L'Etat, qui prévoyait ainsi le concours d'un acteur externe pour favoriser l'acquisition de Dailymotion, a donc désavantagé la contribution des sociétés internationales. Une situation qui a entraîné la fin des discussions avec PCCW, en référence à une publication du groupe chinois.

Cette affaire voyait le ministre français de l'Economie, Emmanuel Macron, solliciter des arrangements avec Orange dans le but de ne pas céder l'exclusivité au groupe hongkongais PCCW, sans obtenir auparavant des offres de partenaires européens éventuellement intéressés. Une attitude qui démontre le besoin de favoriser une sortie européenne dans l'acquisition de la plateforme de vidéos hexagonale. L'Etat est actionnaire de l'opérateur Orange, qui possède Dailymotion, à raison de 25%.

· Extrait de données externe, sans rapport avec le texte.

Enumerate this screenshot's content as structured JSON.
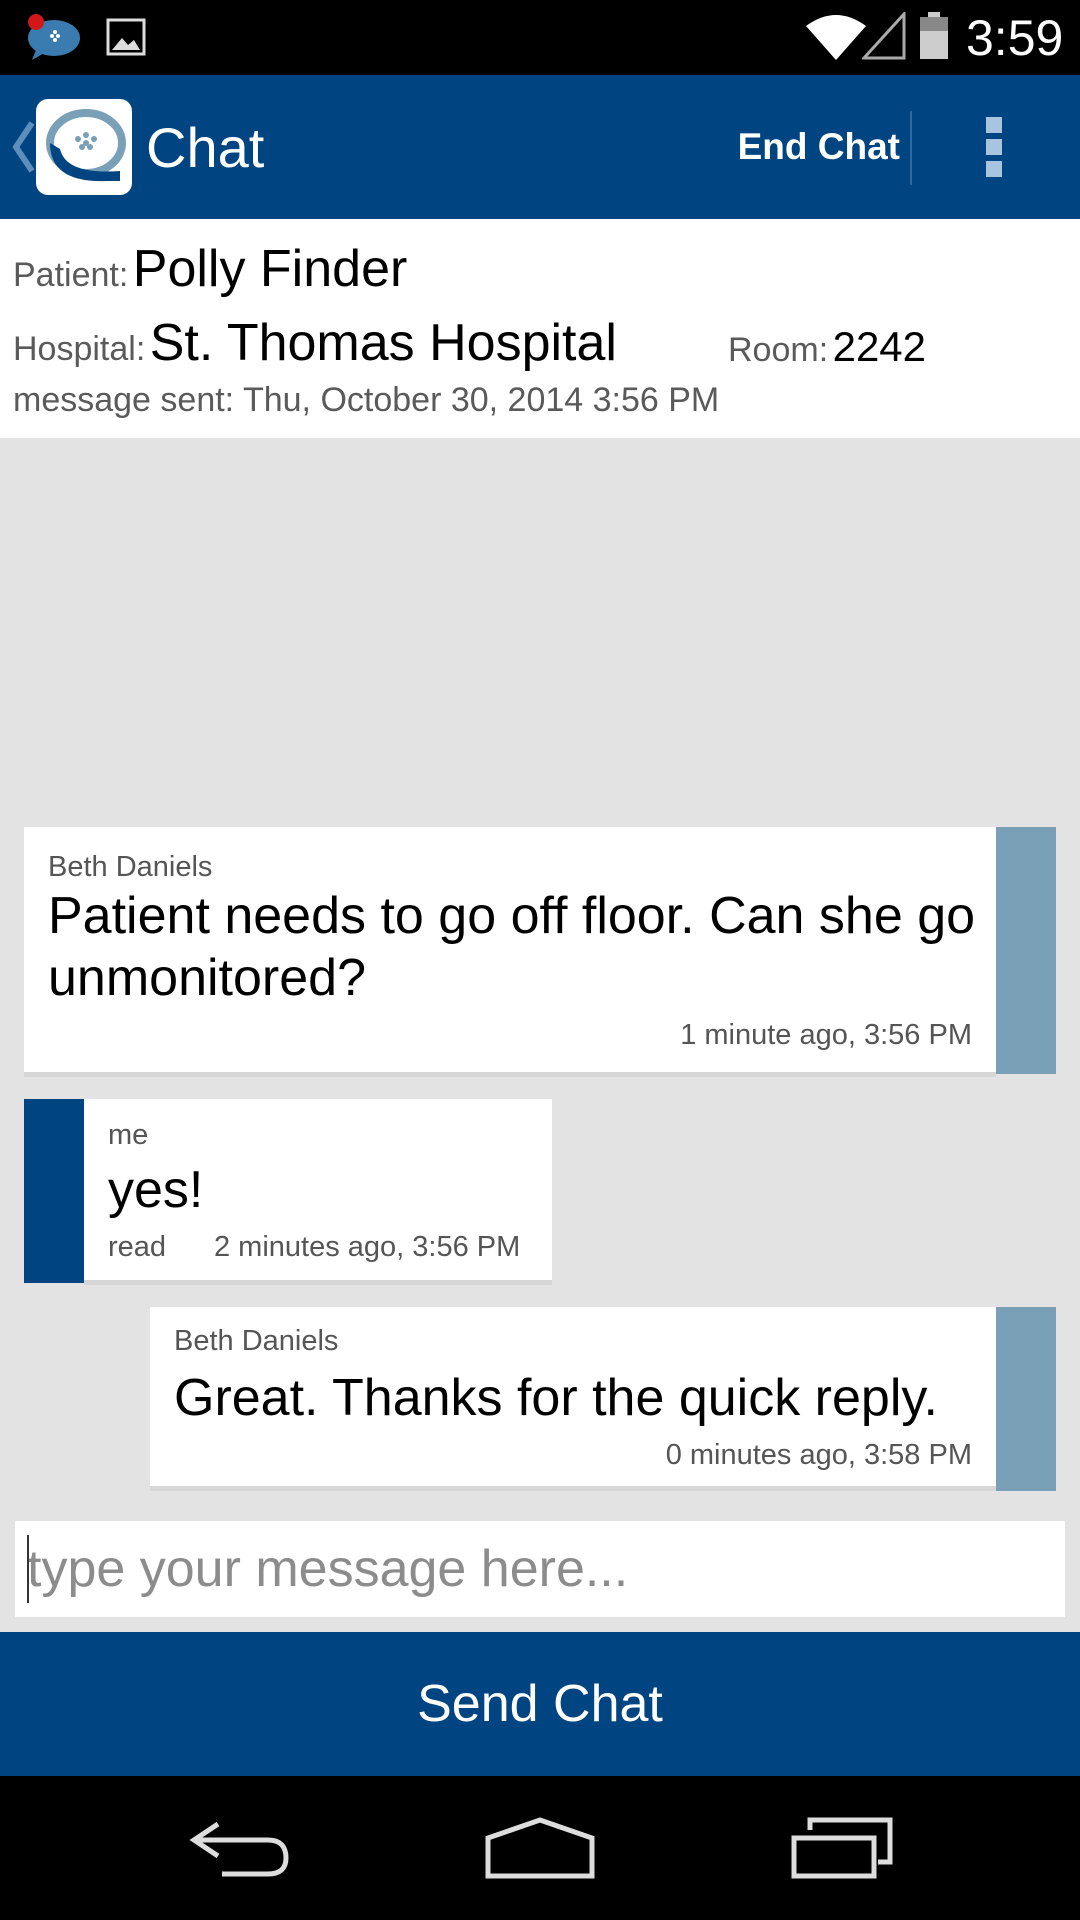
{
  "status_bar": {
    "time": "3:59"
  },
  "action_bar": {
    "title": "Chat",
    "end_chat_label": "End Chat"
  },
  "header": {
    "patient_label": "Patient:",
    "patient_name": "Polly Finder",
    "hospital_label": "Hospital:",
    "hospital_name": "St. Thomas Hospital",
    "room_label": "Room:",
    "room_number": "2242",
    "sent_label": "message sent:",
    "sent_time": "Thu, October 30, 2014 3:56 PM"
  },
  "messages": [
    {
      "sender": "Beth Daniels",
      "text": "Patient needs to go off floor.  Can she go unmonitored?",
      "time": "1 minute ago, 3:56 PM"
    },
    {
      "sender": "me",
      "text": "yes!",
      "status": "read",
      "time": "2 minutes ago, 3:56 PM"
    },
    {
      "sender": "Beth Daniels",
      "text": "Great. Thanks for the quick reply.",
      "time": "0 minutes ago, 3:58 PM"
    }
  ],
  "composer": {
    "placeholder": "type your message here...",
    "value": ""
  },
  "send_button_label": "Send Chat",
  "colors": {
    "brand_blue": "#004482",
    "incoming_tab": "#7aa0b8",
    "chat_bg": "#e3e3e3"
  }
}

Orange mentionnait néanmoins qu'aucune négociation pour l'exclusivité n'était en cours avec quiconque et expliquait sa position favorable à l'entrée d'un acteur stratégique pour pousser le développement de la plateforme. Depuis 3 ans, Dailymotion est contrôlée par Orange. Le groupe s'investit largement pour un partenariat qui permettrait de financer son expansion. En effet, la firme subit une grande concurrence de la part de Youtube.
La réaction de Bercy a été de demander à Orange de repousser toutes négociations exclusives, en tenant compte des propositions des actionnaires. Des positions qui ont permis l'ouverture de discussions sur la transaction de Dailymotion.

PCCW, qui cherchait à consolider des liens avec Dailymotion dans le but de satisfaire à une demande mondiale de vidéos en ligne, ambitionnait le marché Européen. Son dirigeant, Richard Li, s'est vu dépourvu d'une position privilégiée. Ce qui marquait la volonté des actionnaires de fonder un acteur en Europe afin de faire concurrence directe à Youtube, le leader global dans ce domaine.